O Adaggio já alocou 20% do capital levantado e está fazendo diligência em 60 catálogos que juntos valem cerca de R$ 250 milhões. 

No radar, música para todos os gostos: da MPB ao sertanejo, passando pelo gospel e rock —  e dos artistas consagrados até os nomes ‘quentes’ do momento.

“Há compositores que às vezes você nunca ouviu falar, mas que escrevem para os maiores artistas do País,” diz o DJ que virou CEO, e que também é instrumentista e compositor.

O valuation das composições é uma arte que vai além das planilhas de Damodaran: os múltiplos variam de acordo com o perfil do artista — e com os riscos embutidos em cada um. 

“Um pouco é a matemática que está na planilha, mas tem também uma sensibilidade de acordo com a importância cultural do artista, porque isso aumenta as chances das músicas dele serem regravadas, usadas em comerciais…” diz João. 
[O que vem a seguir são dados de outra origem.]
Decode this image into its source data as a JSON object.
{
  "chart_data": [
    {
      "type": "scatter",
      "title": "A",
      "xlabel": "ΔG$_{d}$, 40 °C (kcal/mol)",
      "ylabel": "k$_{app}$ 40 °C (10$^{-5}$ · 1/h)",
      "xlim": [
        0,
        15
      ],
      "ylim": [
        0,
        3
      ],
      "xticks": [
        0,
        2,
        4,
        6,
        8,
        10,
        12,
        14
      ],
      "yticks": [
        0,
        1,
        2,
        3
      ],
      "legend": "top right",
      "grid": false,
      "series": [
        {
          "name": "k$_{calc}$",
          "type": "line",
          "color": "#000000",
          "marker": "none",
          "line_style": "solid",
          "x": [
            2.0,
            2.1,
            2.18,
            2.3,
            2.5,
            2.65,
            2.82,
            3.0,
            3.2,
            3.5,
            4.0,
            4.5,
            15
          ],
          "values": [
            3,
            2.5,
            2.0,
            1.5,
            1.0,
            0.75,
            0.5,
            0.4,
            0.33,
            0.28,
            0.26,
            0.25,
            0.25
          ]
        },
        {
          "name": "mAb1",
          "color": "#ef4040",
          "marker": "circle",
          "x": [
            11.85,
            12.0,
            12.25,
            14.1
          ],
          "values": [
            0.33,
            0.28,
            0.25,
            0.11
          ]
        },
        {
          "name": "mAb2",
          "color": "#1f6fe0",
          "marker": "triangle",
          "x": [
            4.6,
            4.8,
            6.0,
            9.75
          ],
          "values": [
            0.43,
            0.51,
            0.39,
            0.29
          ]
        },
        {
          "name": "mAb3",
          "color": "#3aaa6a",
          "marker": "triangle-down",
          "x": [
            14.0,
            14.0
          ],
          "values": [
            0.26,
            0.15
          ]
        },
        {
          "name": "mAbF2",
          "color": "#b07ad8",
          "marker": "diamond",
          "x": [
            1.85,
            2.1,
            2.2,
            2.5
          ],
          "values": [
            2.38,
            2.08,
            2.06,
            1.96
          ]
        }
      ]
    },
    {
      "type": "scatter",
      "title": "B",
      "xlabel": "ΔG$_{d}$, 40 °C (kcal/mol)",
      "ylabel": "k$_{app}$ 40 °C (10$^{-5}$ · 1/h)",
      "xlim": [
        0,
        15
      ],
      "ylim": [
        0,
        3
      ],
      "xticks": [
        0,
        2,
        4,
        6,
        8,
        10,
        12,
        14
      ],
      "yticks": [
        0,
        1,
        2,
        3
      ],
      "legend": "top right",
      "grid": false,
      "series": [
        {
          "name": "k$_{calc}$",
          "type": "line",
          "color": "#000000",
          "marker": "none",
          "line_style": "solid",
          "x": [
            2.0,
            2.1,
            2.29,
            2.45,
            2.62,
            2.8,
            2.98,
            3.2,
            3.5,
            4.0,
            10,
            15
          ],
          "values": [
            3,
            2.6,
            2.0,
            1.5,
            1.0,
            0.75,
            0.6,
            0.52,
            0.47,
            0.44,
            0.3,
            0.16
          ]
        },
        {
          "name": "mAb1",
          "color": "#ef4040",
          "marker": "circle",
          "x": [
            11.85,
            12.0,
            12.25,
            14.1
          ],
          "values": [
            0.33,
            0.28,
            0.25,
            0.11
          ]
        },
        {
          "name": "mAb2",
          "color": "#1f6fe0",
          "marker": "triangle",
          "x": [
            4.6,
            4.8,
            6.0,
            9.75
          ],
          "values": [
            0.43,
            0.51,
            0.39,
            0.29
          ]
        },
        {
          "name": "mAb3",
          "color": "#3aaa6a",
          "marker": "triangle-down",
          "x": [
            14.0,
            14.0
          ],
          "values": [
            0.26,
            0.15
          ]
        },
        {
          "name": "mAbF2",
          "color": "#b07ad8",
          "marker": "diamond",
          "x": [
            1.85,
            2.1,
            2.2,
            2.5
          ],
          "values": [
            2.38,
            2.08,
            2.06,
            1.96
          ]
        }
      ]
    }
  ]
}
Catálogos mais antigos e resilientes — com hits comprovados que não param de tocar há mais de 30 anos — podem alcançar múltiplos preço/lucro de dois dígitos. Já um artista “hot” que lançou seu maior hit no ano passado, ou de um gênero musical mais efêmero (como funk ou pop), pode ter um múltiplo de menos de 3x.

Além da remuneração paga na assinatura do contrato, o Adaggio trabalha ativamente o catálogo — ajudando não só o artista, mas também as editoras e gravadoras.  

“Em casos onde o compositor continua sendo dono de parte de suas músicas, essa obra acaba rendendo mais do que antes pelo trabalho que a gente faz,” diz João. “Não estamos aqui para buscar taxas de retorno absurdas, mas pra fazer um negócio em que todos ganhem: o investidor e o artista.”  

Para analisar os catálogos, João reuniu gente do ramo: nomes como Edison Coelho, um veterano com mais de cinco décadas na indústria fonográfica e passagens pela EMI-Odeon e Warner Music, e Eduardo Vasconcellos, que trabalhou 20 anos na Sony Publishing, a editora da Sony. 

O Adaggio está nascendo no País que deu ao mundo a “Garota de Ipanema”, “Chega de Saudade” e “Ave Maria no Morro.”

O Brasil é um dos países que mais consome sua própria música, mas cada ‘play’ em uma plataforma de streaming gera para o artista brasileiro cerca de um terço do que gera para um colega americano.

Há quatro motivos para isso: o Real depreciado; o fato do Brasil ainda ter poucos usuários pagantes no Spotify; o fato do português não ser uma língua global, limitando o mercado endereçável; e a lei sobre o chamado ‘direito moral’, que no Brasil limita a liberdade do comprador em monetizar música como desejar (o artista retém o direito de veto em alguns casos).

O grande benchmark do Adaggio é a Hipgnosis, um fundo inglês que é listado na Bolsa de Londres e já vale mais de £ 1,6 bilhão. A Hipgnosis é dona do catálogo de artistas como Neil Young, Kaiser Chiefs e Shakira. 

Segundo a Forbes, o mercado de direitos musicais movimentou mais de US$ 12 bi globalmente nos últimos 10 anos — com o grosso da atividade acontecendo a partir de 2016. 

Em dezembro passado, Bob Dylan vendeu seu catálogo de mais de 600 músicas para a Universal. O preço não foi divulgado, mas a cifra de US$ 300 milhões está ‘blowing in the wind’.